On 6/30/25 11:05, Stefano Garzarella wrote:
On Sun, Jun 29, 2025 at 11:26:12PM +0200, Michal Luczaj wrote:...
On 6/27/25 10:02, Stefano Garzarella wrote:
On Wed, Jun 25, 2025 at 11:23:30PM +0200, Michal Luczaj wrote:
On 6/25/25 10:43, Stefano Garzarella wrote:
On Fri, Jun 20, 2025 at 09:52:43PM +0200, Michal Luczaj wrote:
vsock_find_cid() and vsock_dev_do_ioctl() may race with module unload.
transport_{g2h,h2g} may become NULL after the NULL check.
Introduce vsock_transport_local_cid() to protect from a potential
null-ptr-deref.
KASAN: null-ptr-deref in range [0x0000000000000118-0x000000000000011f]

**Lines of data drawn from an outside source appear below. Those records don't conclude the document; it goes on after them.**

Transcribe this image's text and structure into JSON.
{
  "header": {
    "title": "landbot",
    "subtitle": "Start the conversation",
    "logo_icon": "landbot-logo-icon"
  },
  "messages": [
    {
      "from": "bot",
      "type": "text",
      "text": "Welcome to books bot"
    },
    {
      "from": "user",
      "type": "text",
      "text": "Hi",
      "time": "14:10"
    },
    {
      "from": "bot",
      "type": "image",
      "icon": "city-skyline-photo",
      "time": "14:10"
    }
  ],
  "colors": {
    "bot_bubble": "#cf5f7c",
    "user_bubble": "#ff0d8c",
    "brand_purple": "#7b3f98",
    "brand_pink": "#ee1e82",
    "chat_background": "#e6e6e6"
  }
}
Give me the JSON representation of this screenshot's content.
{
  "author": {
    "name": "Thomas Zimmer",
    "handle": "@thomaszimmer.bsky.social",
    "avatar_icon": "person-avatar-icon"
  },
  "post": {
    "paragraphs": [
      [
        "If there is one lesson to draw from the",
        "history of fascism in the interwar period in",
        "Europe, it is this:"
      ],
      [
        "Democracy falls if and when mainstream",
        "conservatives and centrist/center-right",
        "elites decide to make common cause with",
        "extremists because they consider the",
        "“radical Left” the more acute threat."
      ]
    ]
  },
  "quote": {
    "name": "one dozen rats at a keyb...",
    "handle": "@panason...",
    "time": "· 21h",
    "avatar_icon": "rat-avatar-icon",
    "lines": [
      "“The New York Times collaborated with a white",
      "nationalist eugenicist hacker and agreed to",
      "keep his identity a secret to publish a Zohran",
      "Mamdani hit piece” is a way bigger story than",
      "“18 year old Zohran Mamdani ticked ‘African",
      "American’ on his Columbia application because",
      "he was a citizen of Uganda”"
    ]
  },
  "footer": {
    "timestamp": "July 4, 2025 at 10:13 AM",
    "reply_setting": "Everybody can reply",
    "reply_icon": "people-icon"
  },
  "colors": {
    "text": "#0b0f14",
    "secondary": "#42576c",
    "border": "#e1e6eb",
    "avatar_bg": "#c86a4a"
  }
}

RIP: 0010:vsock_find_cid+0x47/0x90
Call Trace:
__vsock_bind+0x4b2/0x720
vsock_bind+0x90/0xe0
__sys_bind+0x14d/0x1e0
__x64_sys_bind+0x6e/0xc0
do_syscall_64+0x92/0x1c0
entry_SYSCALL_64_after_hwframe+0x4b/0x53
KASAN: null-ptr-deref in range [0x0000000000000118-0x000000000000011f]
RIP: 0010:vsock_dev_do_ioctl.isra.0+0x58/0xf0
Call Trace:
__x64_sys_ioctl+0x12d/0x190
do_syscall_64+0x92/0x1c0
entry_SYSCALL_64_after_hwframe+0x4b/0x53
Fixes: c0cfa2d8a788 ("vsock: add multi-transports support")
Suggested-by: Stefano Garzarella <sgarzare@xxxxxxxxxx>
Signed-off-by: Michal Luczaj <mhal@xxxxxxx>
Oh, and come to think of it, we don't really need that (easily contended?)
mutex here. Same can be done with RCU. Which should speed up vsock_bind()
-> __vsock_bind() -> vsock_find_cid(), right? This is what I mean, roughly:
+static u32 vsock_registered_transport_cid(const struct vsock_transport
__rcu **trans_ptr)
+{
+ const struct vsock_transport *transport;
+ u32 cid = VMADDR_CID_ANY;
+
+ rcu_read_lock();
+ transport = rcu_dereference(*trans_ptr);
+ if (transport)
+ cid = transport->get_local_cid();
+ rcu_read_unlock();
+
+ return cid;
+}
...
@@ -2713,6 +2726,7 @@ void vsock_core_unregister(const struct
vsock_transport *t)
transport_local = NULL;
mutex_unlock(&vsock_register_mutex);
+ synchronize_rcu();
}
I've realized I'm throwing multiple unrelated ideas/questions, so let me
summarise:
1. Hackish macro can be used to guard against calling
vsock_registered_transport_cid() on a non-static variable.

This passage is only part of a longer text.